At the end of August 2022, the occupation group is working at 70% of its workforce, including two units at 20%, according to one of the notes analyzed. One of them, the second assault battalion, still has 49 men when it should have 240. the documents in question. Notes show the monthly pay of some soldiers: 91,200 rubles for a separatist force sergeant ($1,480), 202,084 for a Russian sergeant ($3,284).
Missing hardware and off-the-shelf drones
Equipment is also missing. Soldiers, sometimes inexperienced, are reduced to operating commercial drones in an attempt to intercept valuable communications and warn of any land arrival. At the end of August, the group had only two out of five regular drones left. It no longer had any jammers and four anti-tank systems were missing, reports the inventories, consulted by Reuters.

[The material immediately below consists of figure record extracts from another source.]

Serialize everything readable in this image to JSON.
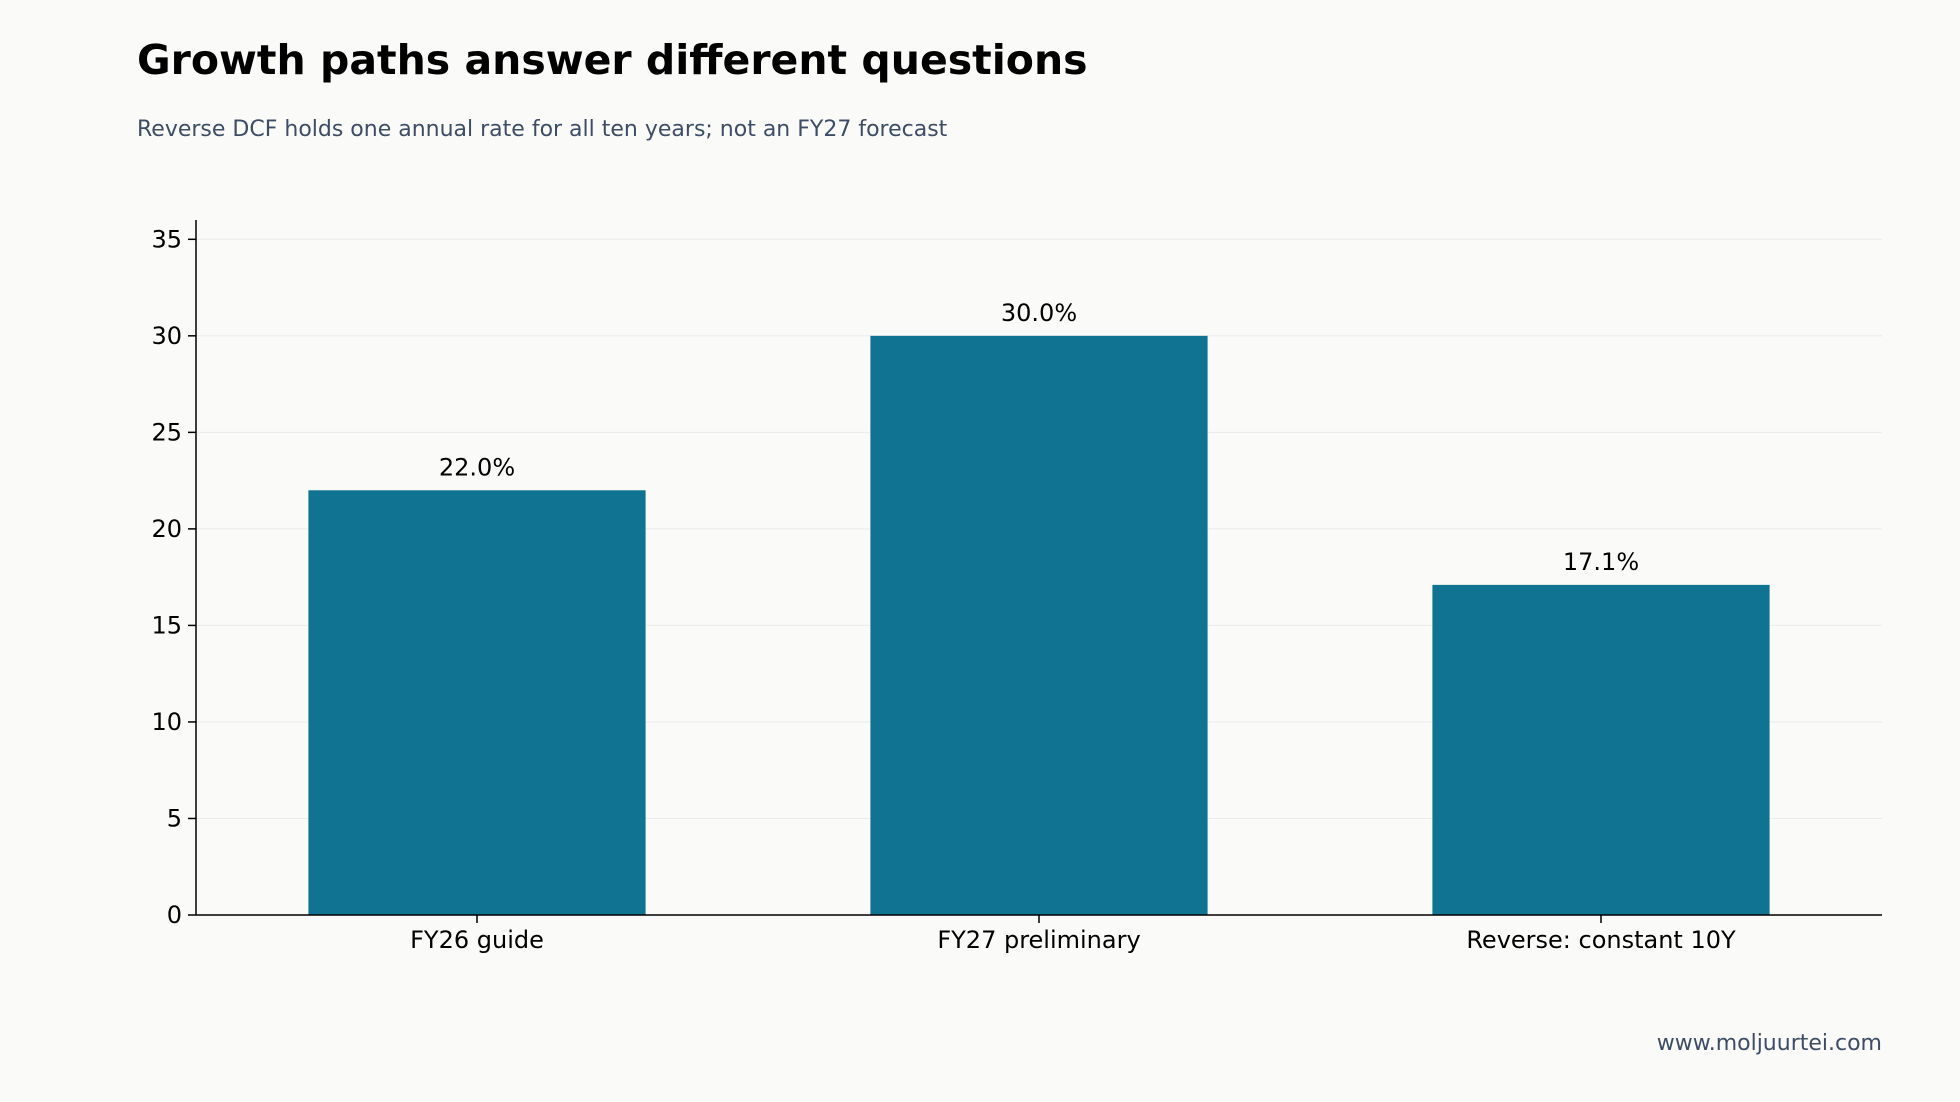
{
  "header": {
    "title": "Growth paths answer different questions",
    "subtitle": "Reverse DCF holds one annual rate for all ten years; not an FY27 forecast"
  },
  "footer": {
    "source": "www.moljuurtei.com"
  },
  "colors": {
    "bar": "#0f7391",
    "grid": "#ebebeb",
    "axis": "#000000"
  },
  "chart_data": {
    "type": "bar",
    "categories": [
      "FY26 guide",
      "FY27 preliminary",
      "Reverse: constant 10Y"
    ],
    "values": [
      22.0,
      30.0,
      17.1
    ],
    "data_labels": [
      "22.0%",
      "30.0%",
      "17.1%"
    ],
    "title": "Growth paths answer different questions",
    "subtitle": "Reverse DCF holds one annual rate for all ten years; not an FY27 forecast",
    "xlabel": "",
    "ylabel": "",
    "ylim": [
      0,
      36
    ],
    "yticks": [
      0,
      5,
      10,
      15,
      20,
      25,
      30,
      35
    ],
    "grid": true,
    "legend": "none"
  }
}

The documents show that the group expected a Ukrainian attack as early as the end of July and had regularly made known their need for troops and equipment – “Quadcopters!!! Urgent!”, one can read in particular on a briefing note scribbled at the hurry. The Ukrainian battle to retake Balakliia lasted two days: the kyiv army arrived on September 6; the Russians had decamped on the 8th.
Before that, an episode particularly damaged the group, leaving 39 injured, 7 dead, 17 missing, and causing the destruction of a tank. On June 19, a Ukrainian column surprised the occupiers in the middle of the afternoon in a village under the command of Balakliia. The Russians, positioned in the village, lack ammunition and are about to be overtaken. A state officer, whose identity has been anonymized, orders not to abandon the position and sends reinforcements, without being able to avoid heavy losses. After the battle, five soldiers asked to be treated for “acute stress reaction”, reports the news agency.

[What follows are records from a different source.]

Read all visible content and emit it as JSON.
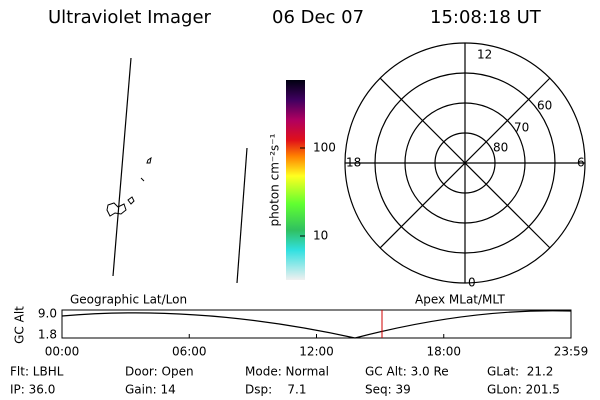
{
  "header": {
    "instrument": "Ultraviolet Imager",
    "date": "06 Dec 07",
    "time": "15:08:18 UT"
  },
  "colorbar": {
    "label": "photon cm⁻²s⁻¹",
    "ticks": [
      "100",
      "10"
    ]
  },
  "polar": {
    "mlt_labels": [
      "12",
      "6",
      "0",
      "18"
    ],
    "lat_labels": [
      "60",
      "70",
      "80"
    ]
  },
  "timeline": {
    "left_title": "Geographic Lat/Lon",
    "right_title": "Apex MLat/MLT",
    "axis_label": "GC Alt",
    "y_labels": [
      "9.0",
      "1.8"
    ],
    "time_labels": [
      "00:00",
      "06:00",
      "12:00",
      "18:00",
      "23:59"
    ]
  },
  "status": {
    "rows": [
      [
        "Flt: LBHL",
        "Door: Open",
        "Mode: Normal",
        "GC Alt: 3.0 Re",
        "GLat:  21.2"
      ],
      [
        "IP: 36.0",
        "Gain: 14",
        "Dsp:    7.1",
        "Seq: 39",
        "GLon: 201.5"
      ]
    ]
  }
}
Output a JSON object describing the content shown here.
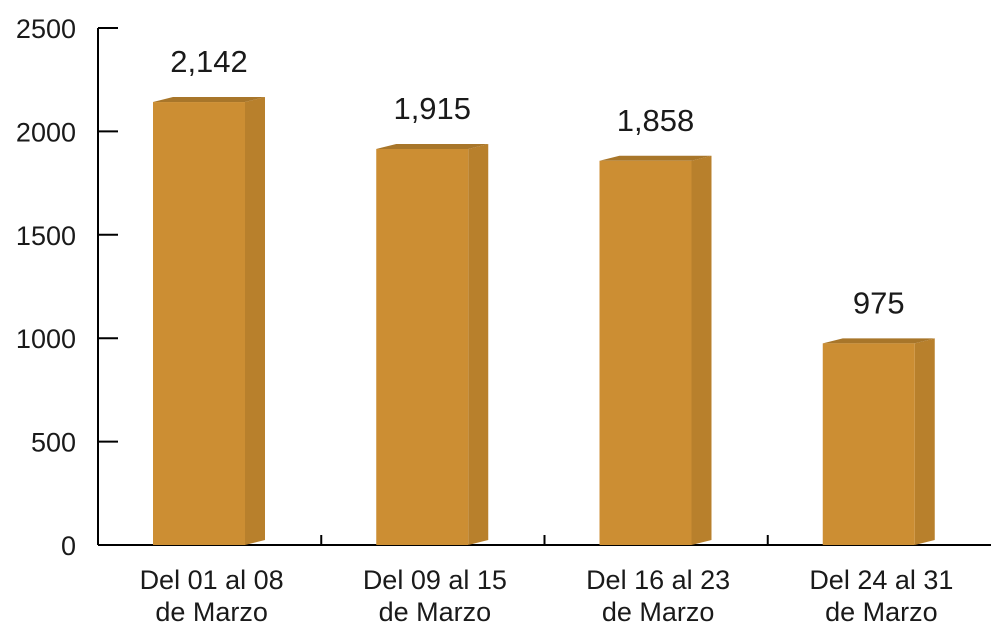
{
  "chart_data": {
    "type": "bar",
    "categories": [
      [
        "Del 01 al 08",
        "de Marzo"
      ],
      [
        "Del 09 al 15",
        "de Marzo"
      ],
      [
        "Del 16 al 23",
        "de Marzo"
      ],
      [
        "Del 24 al 31",
        "de Marzo"
      ]
    ],
    "values": [
      2142,
      1915,
      1858,
      975
    ],
    "data_labels": [
      "2,142",
      "1,915",
      "1,858",
      "975"
    ],
    "ylim": [
      0,
      2500
    ],
    "yticks": [
      0,
      500,
      1000,
      1500,
      2000,
      2500
    ],
    "title": "",
    "xlabel": "",
    "ylabel": "",
    "grid": false,
    "legend": "none",
    "style": "3d-bar",
    "colors": {
      "bar_front": "#CC8E33",
      "bar_side": "#B8802C",
      "bar_top": "#A8762A",
      "axis": "#000000"
    }
  }
}
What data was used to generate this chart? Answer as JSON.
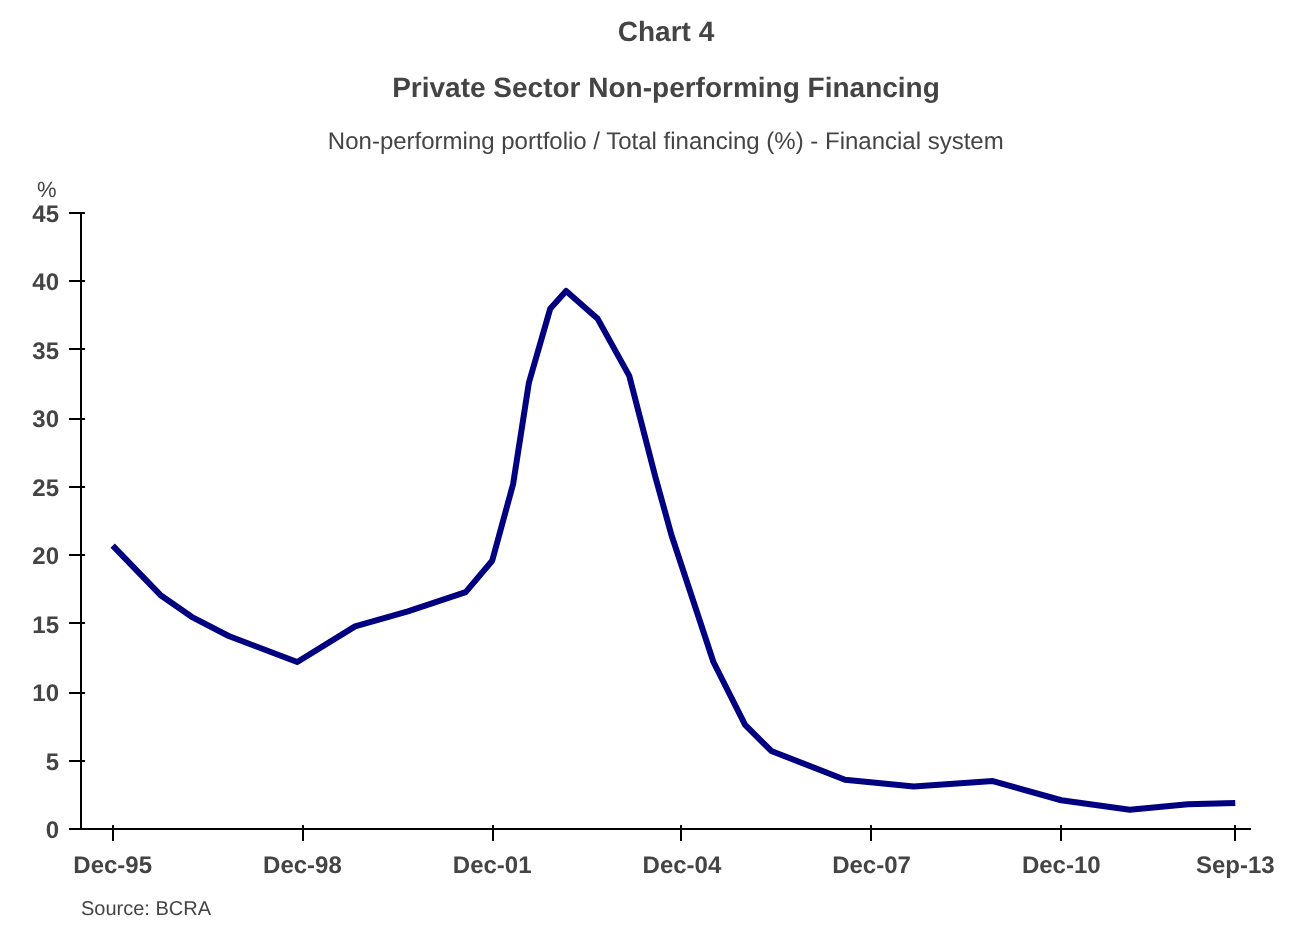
{
  "chart_data": {
    "type": "line",
    "title": "Chart 4",
    "subtitle": "Private Sector Non-performing Financing",
    "xlabel": "Non-performing portfolio / Total financing (%) - Financial system",
    "ylabel": "%",
    "annotations": [
      "Source: BCRA"
    ],
    "x": [
      "1995-12",
      "1996-09",
      "1997-03",
      "1997-10",
      "1998-11",
      "1999-10",
      "2000-08",
      "2001-07",
      "2001-12",
      "2002-04",
      "2002-07",
      "2002-11",
      "2003-02",
      "2003-08",
      "2004-02",
      "2004-07",
      "2004-10",
      "2005-06",
      "2005-12",
      "2006-05",
      "2007-07",
      "2008-08",
      "2009-11",
      "2010-12",
      "2012-01",
      "2012-12",
      "2013-09"
    ],
    "series": [
      {
        "color": "#000080",
        "values": [
          20.7,
          17.1,
          15.5,
          14.1,
          12.2,
          14.8,
          15.9,
          17.3,
          19.6,
          25.2,
          32.6,
          38.0,
          39.3,
          37.3,
          33.1,
          25.7,
          21.5,
          12.2,
          7.6,
          5.7,
          3.6,
          3.1,
          3.5,
          2.1,
          1.4,
          1.8,
          1.9
        ]
      }
    ],
    "xlim": [
      "1995-06",
      "2013-12"
    ],
    "xticks": [
      {
        "value": "1995-12",
        "label": "Dec-95"
      },
      {
        "value": "1998-12",
        "label": "Dec-98"
      },
      {
        "value": "2001-12",
        "label": "Dec-01"
      },
      {
        "value": "2004-12",
        "label": "Dec-04"
      },
      {
        "value": "2007-12",
        "label": "Dec-07"
      },
      {
        "value": "2010-12",
        "label": "Dec-10"
      },
      {
        "value": "2013-09",
        "label": "Sep-13"
      }
    ],
    "ylim": [
      0,
      45
    ],
    "yticks": [
      0,
      5,
      10,
      15,
      20,
      25,
      30,
      35,
      40,
      45
    ],
    "grid": false,
    "marker": "none",
    "line_style": "solid"
  }
}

The documents recovered by Reuters make it possible to identify 11 section commanders, and especially that of the group established in Balakliia. This is Colonel Ivan Popov, 11th Army Corps, Baltic Fleet of the Russian Navy. Ivan Popov fought in Chechnya and Georgia before settling in this damp bunker with his men, regularly under fire from HIMARS, these precision rocket launchers supplied to the Ukrainian army by the United States.

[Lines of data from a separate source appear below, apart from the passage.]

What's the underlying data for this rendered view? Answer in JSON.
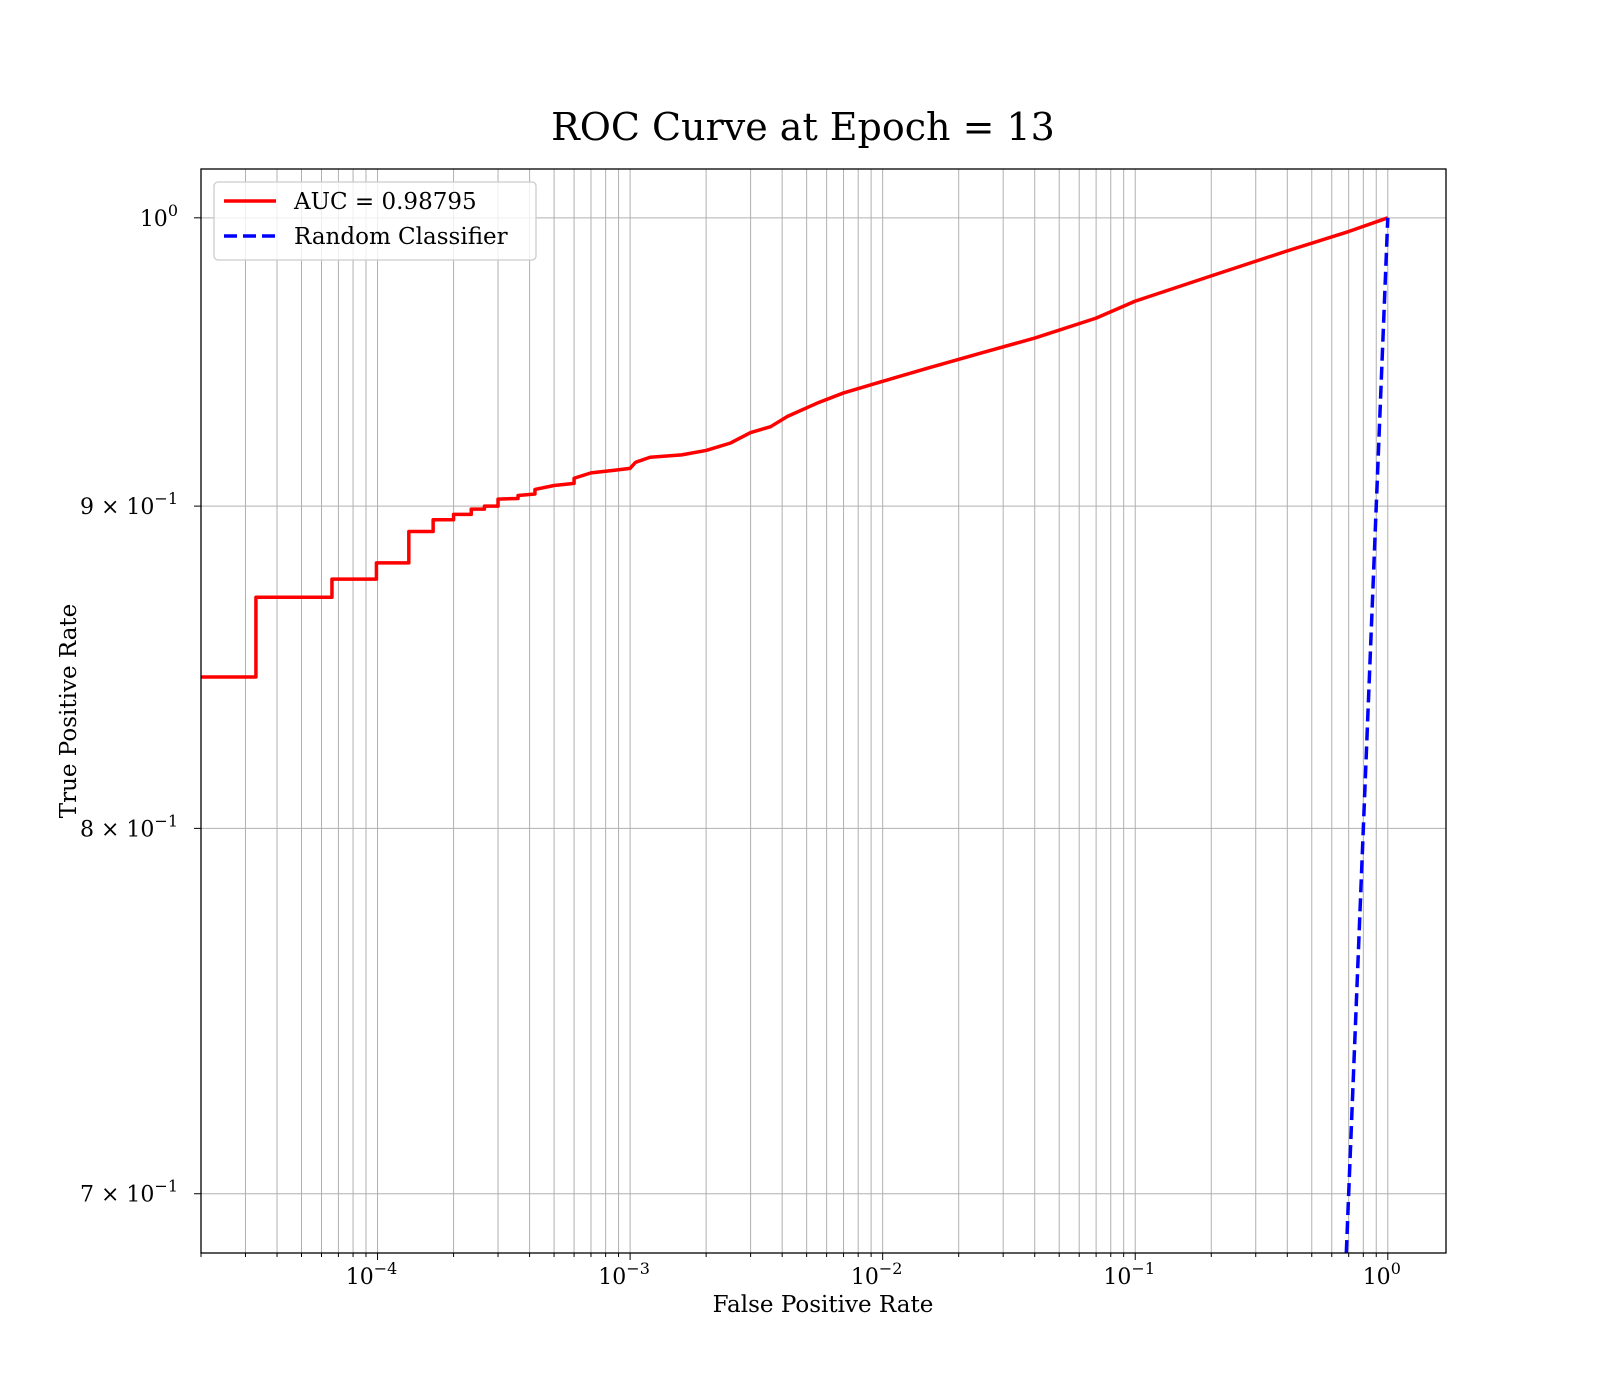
{
  "chart_data": {
    "type": "line",
    "title": "ROC Curve at Epoch = 13",
    "xlabel": "False Positive Rate",
    "ylabel": "True Positive Rate",
    "xscale": "log",
    "yscale": "log",
    "xlim": [
      2e-05,
      1.7
    ],
    "ylim": [
      0.685,
      1.018
    ],
    "grid": "major and minor (x), major (y)",
    "legend_position": "top-left",
    "x_ticks": [
      {
        "value": 0.0001,
        "label": "10",
        "exp": "−4"
      },
      {
        "value": 0.001,
        "label": "10",
        "exp": "−3"
      },
      {
        "value": 0.01,
        "label": "10",
        "exp": "−2"
      },
      {
        "value": 0.1,
        "label": "10",
        "exp": "−1"
      },
      {
        "value": 1,
        "label": "10",
        "exp": "0"
      }
    ],
    "y_ticks": [
      {
        "value": 1.0,
        "label": "10",
        "exp": "0"
      },
      {
        "value": 0.9,
        "label": "9 × 10",
        "exp": "−1"
      },
      {
        "value": 0.8,
        "label": "8 × 10",
        "exp": "−1"
      },
      {
        "value": 0.7,
        "label": "7 × 10",
        "exp": "−1"
      }
    ],
    "series": [
      {
        "name": "AUC = 0.98795",
        "color": "#ff0000",
        "style": "solid",
        "step": true,
        "points": [
          [
            2e-05,
            0.8455
          ],
          [
            3.3e-05,
            0.8455
          ],
          [
            3.3e-05,
            0.8705
          ],
          [
            6.6e-05,
            0.8705
          ],
          [
            6.6e-05,
            0.8763
          ],
          [
            9.9e-05,
            0.8763
          ],
          [
            9.9e-05,
            0.8815
          ],
          [
            0.000133,
            0.8815
          ],
          [
            0.000133,
            0.8917
          ],
          [
            0.000166,
            0.8917
          ],
          [
            0.000166,
            0.8955
          ],
          [
            0.0002,
            0.8955
          ],
          [
            0.0002,
            0.8973
          ],
          [
            0.000235,
            0.8973
          ],
          [
            0.000235,
            0.899
          ],
          [
            0.000265,
            0.899
          ],
          [
            0.000265,
            0.9
          ],
          [
            0.0003,
            0.9
          ],
          [
            0.0003,
            0.9023
          ],
          [
            0.00036,
            0.9025
          ],
          [
            0.00036,
            0.9035
          ],
          [
            0.00042,
            0.904
          ],
          [
            0.00042,
            0.9055
          ],
          [
            0.0005,
            0.9068
          ],
          [
            0.0006,
            0.9075
          ],
          [
            0.0006,
            0.9092
          ],
          [
            0.0007,
            0.911
          ],
          [
            0.00085,
            0.9118
          ],
          [
            0.001,
            0.9125
          ],
          [
            0.00105,
            0.9145
          ],
          [
            0.0012,
            0.9162
          ],
          [
            0.0016,
            0.917
          ],
          [
            0.002,
            0.9185
          ],
          [
            0.0025,
            0.921
          ],
          [
            0.003,
            0.9245
          ],
          [
            0.0036,
            0.9265
          ],
          [
            0.0042,
            0.93
          ],
          [
            0.0055,
            0.9345
          ],
          [
            0.007,
            0.938
          ],
          [
            0.01,
            0.942
          ],
          [
            0.015,
            0.9465
          ],
          [
            0.025,
            0.952
          ],
          [
            0.04,
            0.957
          ],
          [
            0.07,
            0.964
          ],
          [
            0.1,
            0.97
          ],
          [
            0.2,
            0.979
          ],
          [
            0.4,
            0.988
          ],
          [
            0.7,
            0.995
          ],
          [
            1.0,
            1.0
          ]
        ]
      },
      {
        "name": "Random Classifier",
        "color": "#0000ff",
        "style": "dashed",
        "step": false,
        "points": [
          [
            0.685,
            0.685
          ],
          [
            1.0,
            1.0
          ]
        ]
      }
    ]
  }
}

The garage housed meetings of superiors and also served as a place of detention for Ukrainian veterans. Others were detained at the police station, which was also occupied. The documents cross-checked by Reuters also attest to an interrogation center run by a certain commander V. “Granit” – a pseudonym – where civilians were tortured. Upon liberation of the area, the Ukrainian authorities discovered two torture chambers arranged in Balakliia.